Petrus, what you say is true, but in the case of a standard basis vector we have:
$\text{proj}_{\mathbf{v}}(\mathbf{e}_j) = \dfrac{\mathbf{v}\cdot\mathbf{e}_j} {\mathbf{v}\cdot \mathbf{v}}\mathbf{v}$
If $\mathbf{v}$ is already a unit vector, this becomes:
$v_j\mathbf{v}$.
So if we pick $\mathbf{v}_3 = \mathbf{e}_3$ (as your text does), then Gram-Schmidt gives:
$\mathbf{u}_3 = \mathbf{e}_3 - \text{proj}_{\mathbf{u}_1}(\mathbf{e}_3) - \text{proj}_{\mathbf{u}_2}(\mathbf{e}_3)$
$= (0,0,1) -\dfrac{1}{\sqrt{6}}\left(\dfrac{2}{\sqrt{6}}, \dfrac{1}{\sqrt{6}},\dfrac{1}{\sqrt{6}}\right) - \dfrac{1}{\sqrt{2}}\left(0,\dfrac{-1}{\sqrt{2}},\dfrac{1}{\sqrt{2}}\right)$
$= (0,0,1) - \left(\dfrac{1}{3},\dfrac{1}{6},\dfrac{1}{6}\right) - \left(0,\dfrac{-1}{2},\dfrac{1}{2}\right)$
$= \left(\dfrac{-1}{3},\dfrac{1}{3},\dfrac{1}{3}\right)$
which upon normalization clearly becomes the $\mathbf{u}_3$ in your text.

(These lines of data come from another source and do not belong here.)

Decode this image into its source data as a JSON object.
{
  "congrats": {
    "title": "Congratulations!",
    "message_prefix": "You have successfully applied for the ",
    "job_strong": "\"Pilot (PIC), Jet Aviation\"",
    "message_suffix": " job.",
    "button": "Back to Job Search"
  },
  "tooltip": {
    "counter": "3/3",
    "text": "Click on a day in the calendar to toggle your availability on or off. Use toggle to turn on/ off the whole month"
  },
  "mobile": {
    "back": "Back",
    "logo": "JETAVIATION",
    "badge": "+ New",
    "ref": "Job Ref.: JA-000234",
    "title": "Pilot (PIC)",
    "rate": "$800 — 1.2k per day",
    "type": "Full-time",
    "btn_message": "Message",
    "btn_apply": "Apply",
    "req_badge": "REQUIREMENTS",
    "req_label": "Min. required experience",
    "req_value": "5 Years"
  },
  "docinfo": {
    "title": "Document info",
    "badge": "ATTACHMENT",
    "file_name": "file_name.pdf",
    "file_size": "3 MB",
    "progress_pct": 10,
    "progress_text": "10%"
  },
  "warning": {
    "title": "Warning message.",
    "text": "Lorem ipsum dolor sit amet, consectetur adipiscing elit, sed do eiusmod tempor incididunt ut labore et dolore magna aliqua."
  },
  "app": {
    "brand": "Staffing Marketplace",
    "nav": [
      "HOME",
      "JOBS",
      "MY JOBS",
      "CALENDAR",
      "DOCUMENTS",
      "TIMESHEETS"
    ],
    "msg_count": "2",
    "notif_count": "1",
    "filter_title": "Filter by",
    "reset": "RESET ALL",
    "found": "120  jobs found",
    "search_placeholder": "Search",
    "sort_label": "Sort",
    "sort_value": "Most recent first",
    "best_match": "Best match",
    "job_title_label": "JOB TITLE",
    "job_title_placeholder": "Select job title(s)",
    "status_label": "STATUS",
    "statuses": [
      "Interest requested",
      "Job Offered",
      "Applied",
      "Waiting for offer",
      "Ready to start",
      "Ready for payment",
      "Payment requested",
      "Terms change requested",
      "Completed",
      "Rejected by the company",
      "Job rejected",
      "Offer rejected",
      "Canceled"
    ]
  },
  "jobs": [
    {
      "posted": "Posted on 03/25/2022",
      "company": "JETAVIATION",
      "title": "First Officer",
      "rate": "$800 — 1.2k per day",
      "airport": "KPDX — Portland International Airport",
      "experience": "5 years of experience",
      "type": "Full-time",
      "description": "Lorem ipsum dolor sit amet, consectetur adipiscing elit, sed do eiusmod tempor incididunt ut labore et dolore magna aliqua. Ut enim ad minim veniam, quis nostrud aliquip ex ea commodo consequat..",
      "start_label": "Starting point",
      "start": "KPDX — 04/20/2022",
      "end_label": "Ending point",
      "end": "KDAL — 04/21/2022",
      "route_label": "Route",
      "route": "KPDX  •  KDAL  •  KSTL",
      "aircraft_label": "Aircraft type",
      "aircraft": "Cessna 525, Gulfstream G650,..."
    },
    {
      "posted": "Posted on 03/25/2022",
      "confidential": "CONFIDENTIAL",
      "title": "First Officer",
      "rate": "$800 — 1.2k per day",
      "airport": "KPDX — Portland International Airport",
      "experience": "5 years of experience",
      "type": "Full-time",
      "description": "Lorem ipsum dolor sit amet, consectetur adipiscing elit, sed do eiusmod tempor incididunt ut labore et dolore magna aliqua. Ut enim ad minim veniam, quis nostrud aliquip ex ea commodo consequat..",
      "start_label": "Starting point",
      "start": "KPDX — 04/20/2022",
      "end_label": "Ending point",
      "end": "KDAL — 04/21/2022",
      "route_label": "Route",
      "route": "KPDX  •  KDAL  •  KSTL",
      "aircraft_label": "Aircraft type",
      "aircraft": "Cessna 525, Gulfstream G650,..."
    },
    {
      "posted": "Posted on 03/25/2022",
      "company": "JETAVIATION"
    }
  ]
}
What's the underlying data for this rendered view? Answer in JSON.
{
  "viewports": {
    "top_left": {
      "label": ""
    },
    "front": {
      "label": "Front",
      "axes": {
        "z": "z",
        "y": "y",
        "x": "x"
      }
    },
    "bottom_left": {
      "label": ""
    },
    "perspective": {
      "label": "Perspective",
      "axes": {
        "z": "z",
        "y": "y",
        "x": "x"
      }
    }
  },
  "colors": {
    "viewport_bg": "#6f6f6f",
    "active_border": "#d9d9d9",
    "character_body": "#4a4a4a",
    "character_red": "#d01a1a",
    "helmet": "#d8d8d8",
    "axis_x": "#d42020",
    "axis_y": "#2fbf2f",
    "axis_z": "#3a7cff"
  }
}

Yes, you are correct that if we pick $\mathbf{v}_3 = \mathbf{e}_1$, then one of the projection terms we subtract is 0, and we get:
$\mathbf{u}_3 = (1,0,0) - \dfrac{2}{\sqrt{6}}\left(\dfrac{2}{\sqrt{6}}, \dfrac{1}{\sqrt{6}},\dfrac{1}{\sqrt{6}}\right)$
$= (1,0,0) - \left(\dfrac{2}{3},\dfrac{1}{3},\dfrac{1}{3}\right)$
$= \left(\dfrac{1}{3},\dfrac{-1}{3},\dfrac{-1}{3}\right)$
This is the negative (upon normalization) of the vector your book found, and is clearly also perpendicular to the plane spanned by $\{\mathbf{u}_1,\mathbf{u}_2\}$.
Now it's largely a matter of preference as to which $U$ you use, one will be orientation-preserving, and one will be orientation-reversing. I'm a bit surprised your text chose the orientation-reversing matrix, but as you can see, both methods work out (up to a sign difference) the same (and it turns out the sign of the 3rd column of $U$ doesn't matter, because the 3rd row of $\Sigma$ is 0).